In future studies first impression should be assessed by independent observers who are not MMI-raters. First impression ratings should focus on three tasks: (1) prediction of a person’s MMI-total score, (2) prediction of validity criteria such as success in communication skill OSCEs, and (3) assessment of physical attractiveness as a possible confounder. Furthermore the MMI may gain psychometric quality if it adopts the distinction between warmth, competence, and resilience which is prominent in the social psychological literature on social judgement (Breil et al., in press).

Conclusion

First impression ratings generated a scale as internally consistent as the scale of MMI-ratings and both measures correlated with r = 0.49. They weakly predicted the mean of two psychosocial OSCEs obtained 18 months later with no incremental validity, neither for MMMI nor for first impression. As prediction did not depend on whether the MMI-rating was made by a rater who also rated first impression or by a different rater, first impression cannot be simply taken as the idiosyncratic bias of individual raters which shape their subsequent ratings in an effort for consistency.
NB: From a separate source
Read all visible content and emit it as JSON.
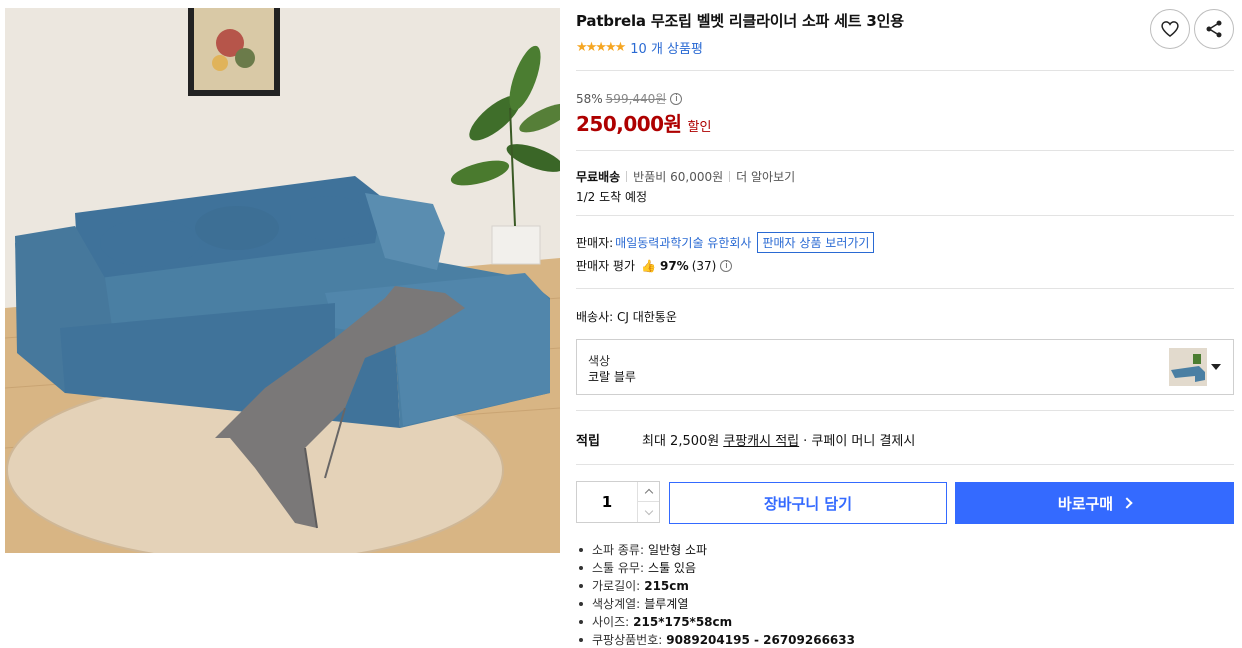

This would also be at odds with a multitude of findings in the social psychological literature. If first impression does influence subsequent ratings it would do so in a similar way for every rater, depending on the features presented by the applicant. On the other hand, first impression might just operate as the ability to predict outcomes, given sparse information about a person, but exert no influence on the rating process. To put it more bluntly: to what extent is first impression a bias that captures every rater equally (e.g. everyone deceived by narcissistic glamor), or a sober ability to predict outcomes? Perhaps future studies will be able to assess these alternatives.